司馬遼太郎さんの幕末の暗殺事件を題材とした連作短編集。重い話になるかと思いきや、ユーモアも交えて意外とからっとした読み心地。面白かった。

日本で歴史小説家といえば一番に名前が挙がるような方だと思うけど、実はこれまでそれほど読んでいない。「項羽と劉邦」「竜馬がゆく」「功名が辻」くらいだったろうか。前の二つは読んだのも遠い昔の学生時代である。有名すぎるが故に逆に手が出なかったというか、なんとなくど真ん中を避けたがる私の捻くれた性向が表れているのである。そういえば、ミステリーでも東野圭吾さんとかあんまり読んでないんだよなぁ。だいぶ年も取ったことだし、こういう妙なこだわりを早く捨て去りたい。

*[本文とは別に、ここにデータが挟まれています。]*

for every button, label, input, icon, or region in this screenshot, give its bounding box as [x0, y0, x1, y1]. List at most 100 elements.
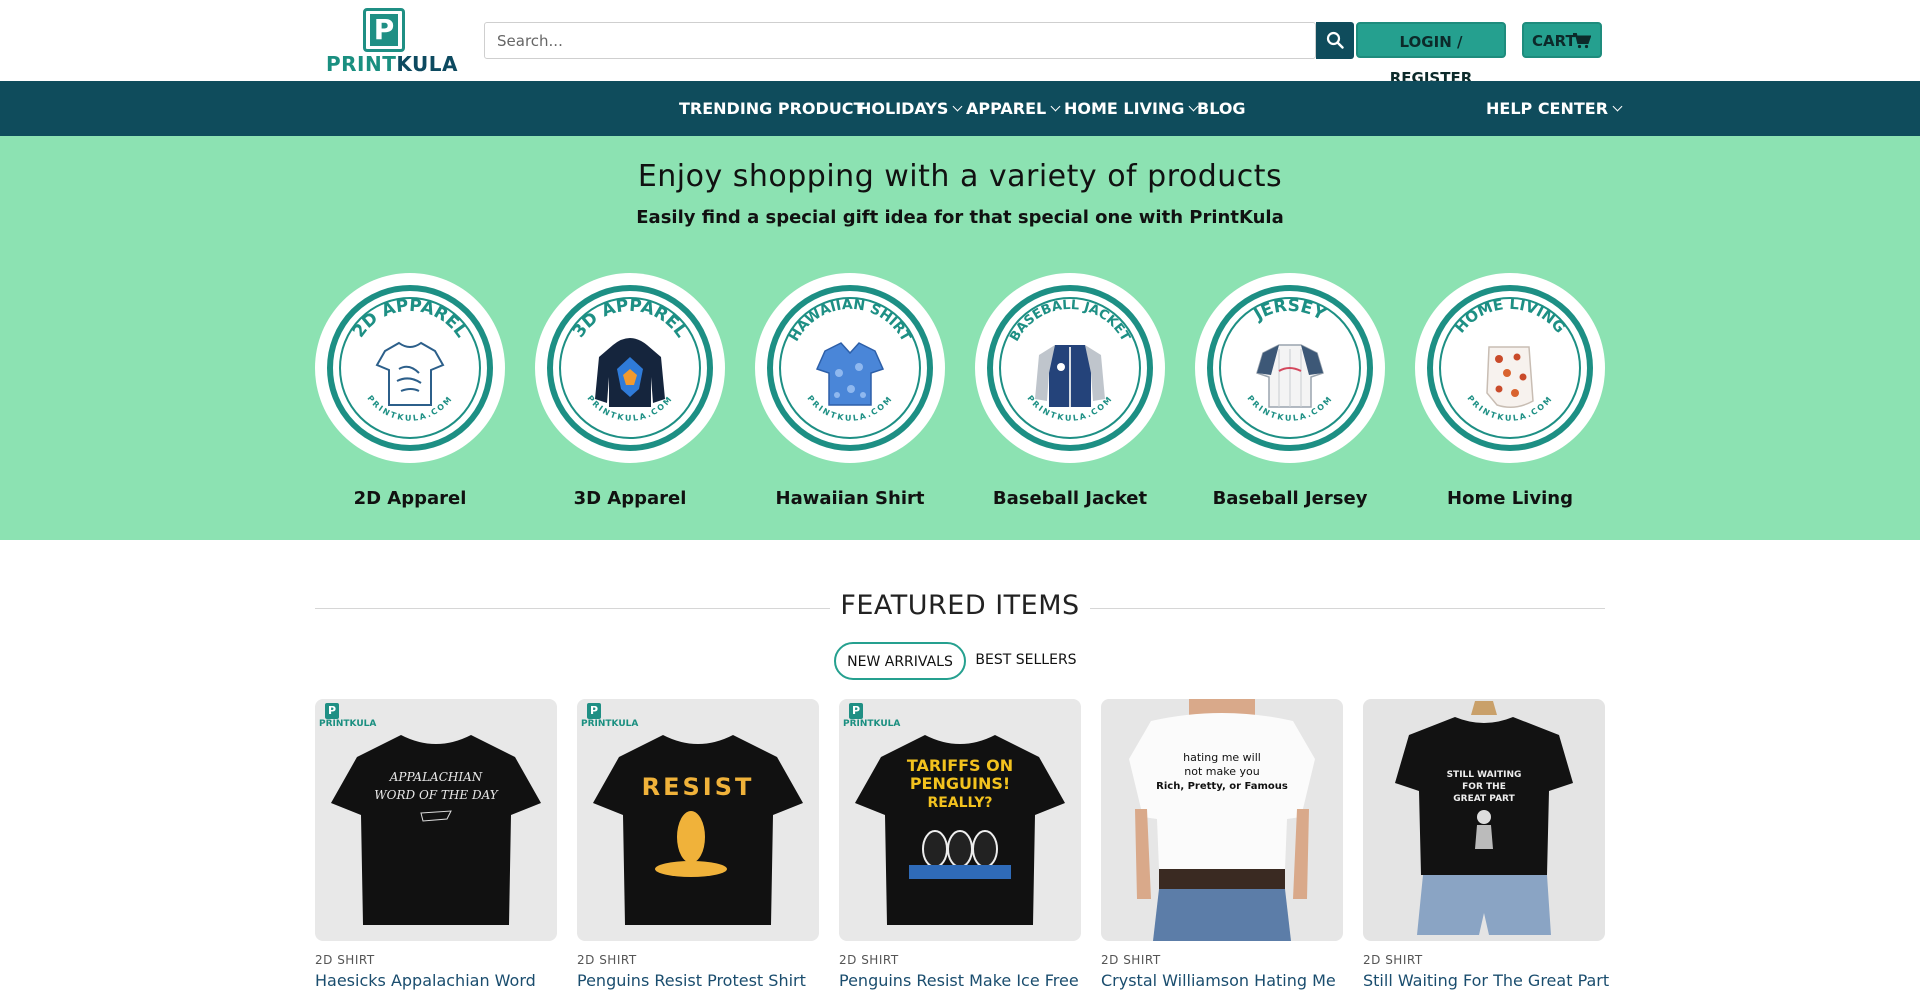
product-category: 2D SHIRT: [577, 953, 637, 967]
product-category: 2D SHIRT: [839, 953, 899, 967]
svg-text:GREAT PART: GREAT PART: [1453, 794, 1515, 804]
product-card[interactable]: hating me will not make you Rich, Pretty…: [1101, 699, 1343, 999]
hero-title: Enjoy shopping with a variety of product…: [637, 159, 1283, 194]
hero-subtitle: Easily find a special gift idea for that…: [636, 207, 1284, 228]
svg-text:2D APPAREL: 2D APPAREL: [349, 296, 471, 342]
svg-text:HAWAIIAN SHIRT: HAWAIIAN SHIRT: [786, 297, 914, 345]
svg-text:PENGUINS!: PENGUINS!: [910, 774, 1010, 793]
login-register-button[interactable]: LOGIN / REGISTER: [1356, 22, 1506, 87]
model-shirt-image: hating me will not make you Rich, Pretty…: [1129, 699, 1315, 941]
category-hawaiian-shirt[interactable]: HAWAIIAN SHIRT PRINTKULA.COM Hawaiian Sh…: [755, 273, 945, 513]
category-badge-text: HOME LIVING PRINTKULA.COM: [1451, 295, 1569, 423]
nav-home-living[interactable]: HOME LIVING: [1064, 81, 1199, 136]
svg-text:JERSEY: JERSEY: [1250, 296, 1330, 326]
product-category: 2D SHIRT: [315, 953, 375, 967]
product-name[interactable]: Penguins Resist Protest Shirt: [577, 971, 806, 990]
tab-best-sellers[interactable]: BEST SELLERS: [970, 642, 1082, 680]
logo-text: PRINTKULA: [326, 52, 458, 76]
product-card[interactable]: APPALACHIAN WORD OF THE DAY P PRINTKULA 2…: [315, 699, 557, 999]
product-name[interactable]: Still Waiting For The Great Part: [1363, 971, 1609, 990]
svg-text:hating me will: hating me will: [1183, 751, 1261, 764]
printkula-badge: P PRINTKULA: [319, 703, 377, 729]
svg-text:TARIFFS ON: TARIFFS ON: [907, 756, 1013, 775]
category-badge-text: 3D APPAREL PRINTKULA.COM: [569, 296, 691, 423]
featured-title: FEATURED ITEMS: [840, 590, 1080, 621]
category-baseball-jersey[interactable]: JERSEY PRINTKULA.COM Baseball Jersey: [1195, 273, 1385, 513]
nav-blog[interactable]: BLOG: [1197, 81, 1246, 136]
svg-text:3D APPAREL: 3D APPAREL: [569, 296, 691, 342]
svg-text:RESIST: RESIST: [642, 773, 755, 801]
svg-text:not make you: not make you: [1184, 765, 1259, 778]
nav-apparel[interactable]: APPAREL: [966, 81, 1061, 136]
model-shirt-image: STILL WAITING FOR THE GREAT PART: [1395, 701, 1573, 935]
category-label: 3D Apparel: [573, 488, 687, 509]
category-2d-apparel[interactable]: 2D APPAREL PRINTKULA.COM 2D Apparel: [315, 273, 505, 513]
main-nav: TRENDING PRODUCT HOLIDAYS APPAREL HOME L…: [0, 81, 1920, 136]
product-card[interactable]: RESIST P PRINTKULA 2D SHIRT Penguins Resi…: [577, 699, 819, 999]
site-header: P PRINTKULA LOGIN / REGISTER CART: [0, 0, 1920, 87]
product-card[interactable]: TARIFFS ON PENGUINS! REALLY? P PRINTKULA …: [839, 699, 1081, 999]
tab-new-arrivals[interactable]: NEW ARRIVALS: [834, 642, 966, 680]
printkula-badge: P PRINTKULA: [581, 703, 639, 729]
cart-label: CART: [1532, 32, 1576, 50]
chevron-down-icon: [952, 101, 963, 112]
hoodie-icon: [595, 338, 665, 407]
category-badge-text: 2D APPAREL PRINTKULA.COM: [349, 296, 471, 423]
divider: [1090, 608, 1605, 609]
product-image[interactable]: hating me will not make you Rich, Pretty…: [1101, 699, 1343, 941]
svg-text:APPALACHIAN: APPALACHIAN: [389, 770, 483, 784]
tshirt-image: TARIFFS ON PENGUINS! REALLY?: [855, 735, 1065, 925]
product-image[interactable]: STILL WAITING FOR THE GREAT PART: [1363, 699, 1605, 941]
logo-mark: P: [363, 8, 405, 52]
product-image[interactable]: RESIST P PRINTKULA: [577, 699, 819, 941]
product-name[interactable]: Crystal Williamson Hating Me: [1101, 971, 1336, 990]
nav-trending-product[interactable]: TRENDING PRODUCT: [679, 81, 864, 136]
chevron-down-icon: [1050, 101, 1061, 112]
search-icon: [1326, 31, 1344, 49]
product-name[interactable]: Penguins Resist Make Ice Free: [839, 971, 1079, 990]
product-image[interactable]: APPALACHIAN WORD OF THE DAY P PRINTKULA: [315, 699, 557, 941]
product-category: 2D SHIRT: [1363, 953, 1423, 967]
category-badge-text: BASEBALL JACKET PRINTKULA.COM: [1007, 298, 1132, 423]
blanket-icon: [1486, 346, 1534, 408]
svg-text:STILL WAITING: STILL WAITING: [1447, 770, 1522, 780]
search-box: [484, 22, 1317, 59]
product-image[interactable]: TARIFFS ON PENGUINS! REALLY? P PRINTKULA: [839, 699, 1081, 941]
jersey-icon: [1256, 344, 1324, 408]
svg-text:HOME LIVING: HOME LIVING: [1451, 295, 1569, 337]
category-label: 2D Apparel: [353, 488, 467, 509]
jacket-icon: [1035, 345, 1105, 407]
category-baseball-jacket[interactable]: BASEBALL JACKET PRINTKULA.COM Baseball J…: [975, 273, 1165, 513]
site-logo[interactable]: P PRINTKULA: [326, 8, 458, 76]
svg-text:WORD OF THE DAY: WORD OF THE DAY: [374, 788, 498, 802]
printkula-badge: P PRINTKULA: [843, 703, 901, 729]
search-input[interactable]: [485, 23, 1317, 58]
svg-text:REALLY?: REALLY?: [927, 795, 992, 811]
category-badge-text: JERSEY PRINTKULA.COM: [1245, 296, 1332, 423]
product-category: 2D SHIRT: [1101, 953, 1161, 967]
tshirt-image: APPALACHIAN WORD OF THE DAY: [331, 735, 541, 925]
product-card[interactable]: STILL WAITING FOR THE GREAT PART 2D SHIR…: [1363, 699, 1609, 999]
hawaiian-shirt-icon: [815, 342, 885, 406]
divider: [315, 608, 830, 609]
category-label: Baseball Jacket: [992, 488, 1148, 509]
category-label: Baseball Jersey: [1212, 488, 1368, 509]
cart-icon: [1573, 33, 1591, 49]
chevron-down-icon: [1612, 101, 1623, 112]
category-label: Hawaiian Shirt: [775, 488, 925, 509]
tshirt-icon: [375, 341, 445, 406]
nav-help-center[interactable]: HELP CENTER: [1486, 81, 1623, 136]
category-home-living[interactable]: HOME LIVING PRINTKULA.COM Home Living: [1415, 273, 1605, 513]
cart-button[interactable]: CART: [1522, 22, 1602, 58]
hero-section: Enjoy shopping with a variety of product…: [0, 136, 1920, 540]
svg-text:Rich, Pretty, or Famous: Rich, Pretty, or Famous: [1156, 781, 1288, 792]
svg-text:FOR THE: FOR THE: [1462, 782, 1506, 792]
category-badge-text: HAWAIIAN SHIRT PRINTKULA.COM: [786, 297, 914, 423]
nav-holidays[interactable]: HOLIDAYS: [858, 81, 963, 136]
category-label: Home Living: [1447, 488, 1573, 509]
tshirt-image: RESIST: [593, 735, 803, 925]
svg-text:BASEBALL JACKET: BASEBALL JACKET: [1007, 298, 1132, 344]
category-3d-apparel[interactable]: 3D APPAREL PRINTKULA.COM 3D Apparel: [535, 273, 725, 513]
search-button[interactable]: [1316, 22, 1354, 59]
product-name[interactable]: Haesicks Appalachian Word: [315, 971, 536, 990]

本書は、幕末の佐幕派と尊攘派の争いの中で起きた暗殺事件を描く12本の短編集である。ただ、その事件の歴史上の意義や位置づけを語るというより、暗殺者と、その被害者の個人的な体験を描く物語といえる。
例えば冒頭一本目の「桜田門外の変」。主人公は大老・井伊直弼を殺害した薩摩藩士、有村治左衛門である。治左衛門は三人兄弟の末っ子で、事件が発生した安政七年の前年に江戸詰めとなり、故郷の薩摩の国から出てきたばかりの、素朴で真面目な青年であった。
治左衛門は、安政の大獄で獄死させられた薩摩藩士、日下部伊三治の遺族である妻と娘と、江戸で家族同然の付き合いをしていた。大獄を主導した井伊への復讐を誓う遺族母娘は、暗殺実行の前日、治左衛門に娘との結婚を申し出るのである。
小説なので人物像はあくまで創作だと思うが、この結婚自体は記録に残っているそうである。幕府滅亡のきっかけとなったとも言われる事変の実行犯の素顔はこんな感じだったのかもと思わせる。
誰でも知っているような有名人が出てくる短編もある。八本目「死んでも死なぬ」の主人公は伊藤俊輔、後の伊藤博文である。お札になっているような明治の元老が、暗殺事件の実行犯だったという事実に少々驚いたが、若き日の井上馨と共に、高杉晋作の使い走りみたいな立ち位置で暗殺のために悪戦苦闘する様がユーモアも交えて描かれて面白い。
全体としては、血沸き肉躍るようなエモーショナルなシーンはほとんどなく、冷静な書きっぷり。幕末の志士たちとはいっても、女性のことで悩んだり、行き当たりばったりな行動で失敗したり、お酒を飲んで気が大きくなったりと、案外普通の(と言っていいかはわからないが)若者たちだったんだなと思わせる。史実と創作の配分がうまいのだろうと思うけれど、佐幕派、尊攘派のどちらに肩入れするともなく、フラットに描かれているように思え、リアリティを感じられる短編集であった。